Forbes: Entrepreneurship (Or Lack Thereof) In Millennials

  • Little known facts about millenials:

    * They are younger than the average person reading this article

    * They know how to use computers

    * They play well with others, except when they don't

    * If placed in a well-lit room and given plenty of water, they will blossom (singing to them sometimes helps, too)

  • So there are articles saying "millennials" can't just smoothly blend into the corporate environment (and are a problem for corporate recruiters) - because they've been coddled and want to do "their own thing" - and there are articles saying "millennials" can only blend into the corporate environment (and are great for corporate recruiters) because they've been "coddled".

    All of these articles appear in magazines of similar bent like WSJ and Forbes.

    Logically, they're saying

    "Millennial" implies "Coddled" ;

    "Coddled" AND "in corporate hierarchy" implies "can't succeed" ;

    "Coddled" AND NOT "in corporate hierarchy" implies "can't succeed" ;

    So either they're (WSJ, Forbes) claiming A) millennials MUST fail in any environment (whether corporate or not) or B) these people (writers for WSJ, Forbes) are being emotional and not logically consistent.

    If A is true they need to have statistics that all things being equal millennials (and I assume those possesing a BA/BS degree from a university and coming from a middle class background, i.e. "coddled" ones) are more likely to be unemployed (while not being enrolled in education or training) than their peers from other generation. I don't seem to find this to be true...

  • There's a lot of emotion, but not a lot of data (in the original article, or in our discussion).

    The sole data point I can think of to support his point is Richard Branson.

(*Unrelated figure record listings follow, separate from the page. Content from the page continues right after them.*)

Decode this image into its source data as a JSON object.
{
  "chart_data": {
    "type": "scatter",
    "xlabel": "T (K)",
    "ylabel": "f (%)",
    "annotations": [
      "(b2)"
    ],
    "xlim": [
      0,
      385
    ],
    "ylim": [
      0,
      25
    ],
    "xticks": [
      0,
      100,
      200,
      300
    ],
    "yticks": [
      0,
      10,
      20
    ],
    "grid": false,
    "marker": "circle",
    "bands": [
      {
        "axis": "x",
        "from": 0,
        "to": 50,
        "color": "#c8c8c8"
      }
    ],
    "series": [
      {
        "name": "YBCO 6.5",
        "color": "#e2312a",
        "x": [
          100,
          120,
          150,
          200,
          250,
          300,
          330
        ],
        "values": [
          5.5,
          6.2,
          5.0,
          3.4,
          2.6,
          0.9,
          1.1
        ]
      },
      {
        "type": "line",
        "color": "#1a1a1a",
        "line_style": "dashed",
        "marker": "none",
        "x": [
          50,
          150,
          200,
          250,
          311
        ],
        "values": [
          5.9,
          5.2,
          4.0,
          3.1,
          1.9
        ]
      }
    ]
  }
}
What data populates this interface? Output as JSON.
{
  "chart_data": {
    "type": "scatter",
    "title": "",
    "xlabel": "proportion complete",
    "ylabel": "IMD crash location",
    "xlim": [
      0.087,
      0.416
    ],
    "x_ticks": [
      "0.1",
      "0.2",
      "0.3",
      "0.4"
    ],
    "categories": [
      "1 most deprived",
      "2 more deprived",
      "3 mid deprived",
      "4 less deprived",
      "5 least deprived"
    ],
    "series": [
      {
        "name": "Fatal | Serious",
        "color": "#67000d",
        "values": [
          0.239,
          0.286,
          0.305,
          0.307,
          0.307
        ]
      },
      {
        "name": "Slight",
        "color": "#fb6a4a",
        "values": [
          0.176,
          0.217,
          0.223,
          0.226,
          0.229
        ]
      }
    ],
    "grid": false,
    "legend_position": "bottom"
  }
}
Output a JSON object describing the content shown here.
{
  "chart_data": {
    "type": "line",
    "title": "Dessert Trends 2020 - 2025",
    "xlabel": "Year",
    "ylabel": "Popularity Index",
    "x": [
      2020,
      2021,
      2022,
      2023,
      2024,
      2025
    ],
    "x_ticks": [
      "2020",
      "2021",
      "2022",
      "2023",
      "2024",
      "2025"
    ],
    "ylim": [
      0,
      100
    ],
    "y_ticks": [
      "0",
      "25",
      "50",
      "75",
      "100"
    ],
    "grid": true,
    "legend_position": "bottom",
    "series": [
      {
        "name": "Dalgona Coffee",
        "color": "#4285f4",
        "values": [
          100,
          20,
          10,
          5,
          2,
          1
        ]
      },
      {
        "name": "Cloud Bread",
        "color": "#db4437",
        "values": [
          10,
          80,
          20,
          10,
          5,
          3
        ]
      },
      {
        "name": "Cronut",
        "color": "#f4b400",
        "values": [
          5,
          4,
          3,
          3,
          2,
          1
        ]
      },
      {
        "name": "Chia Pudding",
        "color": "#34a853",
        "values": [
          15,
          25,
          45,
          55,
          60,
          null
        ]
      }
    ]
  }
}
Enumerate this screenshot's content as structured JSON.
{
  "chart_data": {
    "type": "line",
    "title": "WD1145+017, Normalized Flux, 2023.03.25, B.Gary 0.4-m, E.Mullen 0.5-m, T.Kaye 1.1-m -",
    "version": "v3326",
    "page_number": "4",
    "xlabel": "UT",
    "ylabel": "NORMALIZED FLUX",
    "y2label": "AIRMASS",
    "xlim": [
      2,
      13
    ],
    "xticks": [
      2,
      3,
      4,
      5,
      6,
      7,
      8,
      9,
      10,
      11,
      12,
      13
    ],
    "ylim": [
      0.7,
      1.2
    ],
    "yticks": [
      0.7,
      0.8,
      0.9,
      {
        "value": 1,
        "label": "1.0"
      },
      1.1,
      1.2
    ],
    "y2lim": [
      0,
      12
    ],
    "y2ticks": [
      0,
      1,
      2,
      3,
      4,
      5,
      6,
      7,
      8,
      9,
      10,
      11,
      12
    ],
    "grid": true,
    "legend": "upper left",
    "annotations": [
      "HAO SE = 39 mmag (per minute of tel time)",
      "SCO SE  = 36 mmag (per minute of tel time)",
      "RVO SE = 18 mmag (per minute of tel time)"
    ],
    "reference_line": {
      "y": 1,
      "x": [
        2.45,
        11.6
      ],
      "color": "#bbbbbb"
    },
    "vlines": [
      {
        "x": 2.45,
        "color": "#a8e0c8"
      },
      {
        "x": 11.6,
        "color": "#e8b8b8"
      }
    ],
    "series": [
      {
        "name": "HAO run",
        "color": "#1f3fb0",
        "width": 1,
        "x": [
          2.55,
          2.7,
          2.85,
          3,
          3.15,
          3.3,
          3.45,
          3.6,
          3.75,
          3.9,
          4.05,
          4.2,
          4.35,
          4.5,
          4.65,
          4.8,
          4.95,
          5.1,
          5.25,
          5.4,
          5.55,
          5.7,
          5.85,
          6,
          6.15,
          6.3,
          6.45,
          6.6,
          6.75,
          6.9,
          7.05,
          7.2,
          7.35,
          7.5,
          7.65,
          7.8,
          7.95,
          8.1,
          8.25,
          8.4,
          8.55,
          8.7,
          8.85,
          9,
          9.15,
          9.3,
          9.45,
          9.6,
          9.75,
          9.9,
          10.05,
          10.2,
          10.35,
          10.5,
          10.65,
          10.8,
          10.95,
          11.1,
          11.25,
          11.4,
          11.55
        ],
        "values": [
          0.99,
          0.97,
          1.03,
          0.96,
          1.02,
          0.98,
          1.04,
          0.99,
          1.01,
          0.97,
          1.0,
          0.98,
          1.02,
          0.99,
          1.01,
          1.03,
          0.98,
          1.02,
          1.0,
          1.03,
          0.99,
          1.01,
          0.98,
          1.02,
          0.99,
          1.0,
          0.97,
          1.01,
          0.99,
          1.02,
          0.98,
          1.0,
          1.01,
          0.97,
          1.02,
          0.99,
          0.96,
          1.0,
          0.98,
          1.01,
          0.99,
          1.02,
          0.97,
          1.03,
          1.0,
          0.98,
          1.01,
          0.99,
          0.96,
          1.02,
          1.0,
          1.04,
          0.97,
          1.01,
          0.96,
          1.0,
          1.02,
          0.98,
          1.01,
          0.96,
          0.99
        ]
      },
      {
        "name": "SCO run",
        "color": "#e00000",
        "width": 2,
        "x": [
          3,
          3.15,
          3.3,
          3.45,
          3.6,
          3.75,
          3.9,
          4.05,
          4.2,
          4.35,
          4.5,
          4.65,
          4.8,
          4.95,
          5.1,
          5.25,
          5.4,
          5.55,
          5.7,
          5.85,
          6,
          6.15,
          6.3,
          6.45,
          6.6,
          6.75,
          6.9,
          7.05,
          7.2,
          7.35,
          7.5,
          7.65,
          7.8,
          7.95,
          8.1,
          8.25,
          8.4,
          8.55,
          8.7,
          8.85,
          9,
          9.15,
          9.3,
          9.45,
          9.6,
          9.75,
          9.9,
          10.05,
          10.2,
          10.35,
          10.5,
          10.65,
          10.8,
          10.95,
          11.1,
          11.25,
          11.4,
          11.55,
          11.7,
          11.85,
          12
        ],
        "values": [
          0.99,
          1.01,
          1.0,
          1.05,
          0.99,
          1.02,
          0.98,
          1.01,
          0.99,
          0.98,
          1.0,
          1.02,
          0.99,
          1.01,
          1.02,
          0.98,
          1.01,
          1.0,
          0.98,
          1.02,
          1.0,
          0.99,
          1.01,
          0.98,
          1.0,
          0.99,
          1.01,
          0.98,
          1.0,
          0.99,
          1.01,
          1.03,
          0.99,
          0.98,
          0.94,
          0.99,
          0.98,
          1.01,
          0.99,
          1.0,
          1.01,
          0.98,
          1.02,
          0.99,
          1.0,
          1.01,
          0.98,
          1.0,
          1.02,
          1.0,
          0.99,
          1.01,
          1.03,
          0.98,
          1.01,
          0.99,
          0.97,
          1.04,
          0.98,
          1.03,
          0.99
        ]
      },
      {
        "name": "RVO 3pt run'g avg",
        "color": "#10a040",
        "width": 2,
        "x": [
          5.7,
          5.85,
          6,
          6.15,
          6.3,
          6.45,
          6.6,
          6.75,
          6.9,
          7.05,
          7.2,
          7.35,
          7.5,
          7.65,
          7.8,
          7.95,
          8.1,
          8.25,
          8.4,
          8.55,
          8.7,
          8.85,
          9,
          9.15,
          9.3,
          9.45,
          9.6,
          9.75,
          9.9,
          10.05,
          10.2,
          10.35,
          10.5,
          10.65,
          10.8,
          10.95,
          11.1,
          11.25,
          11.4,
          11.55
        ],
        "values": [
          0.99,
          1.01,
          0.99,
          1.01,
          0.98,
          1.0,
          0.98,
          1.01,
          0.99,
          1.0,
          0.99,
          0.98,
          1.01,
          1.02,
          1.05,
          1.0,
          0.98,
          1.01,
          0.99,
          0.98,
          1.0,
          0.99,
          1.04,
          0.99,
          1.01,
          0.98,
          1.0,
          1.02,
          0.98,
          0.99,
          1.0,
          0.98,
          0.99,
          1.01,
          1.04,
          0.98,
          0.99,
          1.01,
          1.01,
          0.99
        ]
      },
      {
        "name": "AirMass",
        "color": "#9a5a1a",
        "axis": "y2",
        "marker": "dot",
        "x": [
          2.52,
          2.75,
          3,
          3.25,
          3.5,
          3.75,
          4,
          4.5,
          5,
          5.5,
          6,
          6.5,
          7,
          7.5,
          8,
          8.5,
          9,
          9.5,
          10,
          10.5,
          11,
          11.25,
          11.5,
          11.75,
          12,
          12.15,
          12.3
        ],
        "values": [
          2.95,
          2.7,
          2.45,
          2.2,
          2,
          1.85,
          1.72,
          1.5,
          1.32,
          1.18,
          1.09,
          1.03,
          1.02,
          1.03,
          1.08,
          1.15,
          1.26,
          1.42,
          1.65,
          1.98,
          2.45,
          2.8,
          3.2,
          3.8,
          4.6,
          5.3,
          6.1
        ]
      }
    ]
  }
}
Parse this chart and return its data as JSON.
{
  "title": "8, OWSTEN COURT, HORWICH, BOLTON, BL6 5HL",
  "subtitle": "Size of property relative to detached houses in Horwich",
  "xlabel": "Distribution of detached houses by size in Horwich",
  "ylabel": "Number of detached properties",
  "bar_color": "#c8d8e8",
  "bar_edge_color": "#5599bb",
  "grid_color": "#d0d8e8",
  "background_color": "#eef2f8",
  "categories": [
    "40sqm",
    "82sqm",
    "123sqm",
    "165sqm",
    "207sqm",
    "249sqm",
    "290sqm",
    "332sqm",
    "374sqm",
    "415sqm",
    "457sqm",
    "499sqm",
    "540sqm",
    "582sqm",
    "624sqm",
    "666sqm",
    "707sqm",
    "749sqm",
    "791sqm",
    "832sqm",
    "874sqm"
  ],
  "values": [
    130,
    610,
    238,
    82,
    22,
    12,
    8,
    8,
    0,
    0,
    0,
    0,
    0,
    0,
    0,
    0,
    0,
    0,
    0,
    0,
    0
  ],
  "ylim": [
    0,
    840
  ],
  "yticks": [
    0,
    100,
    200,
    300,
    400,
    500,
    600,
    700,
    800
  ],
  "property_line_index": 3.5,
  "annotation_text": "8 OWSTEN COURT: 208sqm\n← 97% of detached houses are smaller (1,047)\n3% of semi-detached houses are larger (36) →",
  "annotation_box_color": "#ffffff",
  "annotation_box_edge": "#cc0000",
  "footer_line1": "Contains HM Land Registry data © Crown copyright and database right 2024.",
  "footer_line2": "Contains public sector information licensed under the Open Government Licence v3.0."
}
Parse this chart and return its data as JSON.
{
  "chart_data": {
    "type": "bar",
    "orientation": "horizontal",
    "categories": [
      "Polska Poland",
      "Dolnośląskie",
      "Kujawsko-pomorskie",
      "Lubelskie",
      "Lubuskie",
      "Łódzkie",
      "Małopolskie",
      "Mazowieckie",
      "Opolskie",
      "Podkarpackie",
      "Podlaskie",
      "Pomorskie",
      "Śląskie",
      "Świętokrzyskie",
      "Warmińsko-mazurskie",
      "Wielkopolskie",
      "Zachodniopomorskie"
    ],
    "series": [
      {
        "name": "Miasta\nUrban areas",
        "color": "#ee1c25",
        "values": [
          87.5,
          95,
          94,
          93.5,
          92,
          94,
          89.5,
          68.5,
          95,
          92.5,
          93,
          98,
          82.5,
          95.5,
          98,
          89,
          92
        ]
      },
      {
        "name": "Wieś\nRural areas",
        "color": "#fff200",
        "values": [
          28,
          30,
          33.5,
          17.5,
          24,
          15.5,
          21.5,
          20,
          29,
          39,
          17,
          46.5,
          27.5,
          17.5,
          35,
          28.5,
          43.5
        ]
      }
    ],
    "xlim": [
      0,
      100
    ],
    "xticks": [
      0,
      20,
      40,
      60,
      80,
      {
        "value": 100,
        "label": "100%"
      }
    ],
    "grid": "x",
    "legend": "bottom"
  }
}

Check out how he was raised (an extreme amount of independence/autonomy) in his biography.

    That said, there are 2 serious issues in this article:

    1) He assumes that millennials are more coddled than other generations. How can he prove this?

    2) How can he prove that there is an inverse correlation between the amount of coddling and entrepreneurial outcomes?

    Until he provides hard data, he ends up sounding like a typical social 'scientist'.

    Anyways, the article provided at least one benefit for me in that it raised the question: are there things we can do as parents to help our children become more entrepreneurial?

  • Horrible.

    That generation, born between 1946 and 1964, had a collective fascination with butt-kicking, entrepreneurial achievement.

    Look at where all the "butt-kicking" corporate warriors got us!

    So-called millennials, born between mid 1970s and 1990s, have received a radically different message--one captured in part by President-elect Barack Obama's stance on the benefits of "spreading the wealth around."

    The author seems to suggest that cleaning up the messes of power's previous custodians, as Barack Obama will have to do, couldn't possibly be preparation for anything useful in the corporate world.

    Not that millennials are damaged goods. Corporate recruiters drool over them for their ability to adapt and fit into bureaucratic enterprises. Overachieving, nobody-tells-me-what-to-do entrepreneurial types don't go so gently into that good night.

    I thought the complaint about our generation was that we had sharp elbows, demanding to assert our individualism at work and be treated "as colleagues rather than as subordinates".

    If any generation is bureaucratically-inclined, it's the Baby Boomers. We've accepted that there's no point in climbing corporate ladders that are going to vanish as we attempt to traverse them.

    Rather than seeking to come out on top in zero-sum games, millennials strive for consensus.

    Is that a bad thing? Although driven by competition, isn't business supposed to be positive-sum? It's only "zero sum" in stagnant corporations that have given up on measuring and encouraging production and, instead, fall back on political success for allocating rewards.

    Dr. Steven Berglas spent 25 years on the faculty of Harvard Medical School’s Department of Psychiatry. Today he coaches entrepreneurs, executives and other high-achievers.

    So he's a professor and a life coach, and he's berating us for our lack of entrepreneurial spirit?

  • I've never read such a crock of shit since the last time I read something like this.

    I'm sorry, because we don't subscribe to the model of "Grab all you can and fuck the other guy", somehow we're going to be useless entrepreneurs and crap at starting The Business of Tomorrow?

    Fuck you, sir, and the boat you sailed in on. I and many others like me, have a great drive, but not for our own self-gratification, but for the betterment of many and I think that's a far greater thing than wanting to create the next IBM or Wells Fargo or whatever the hell.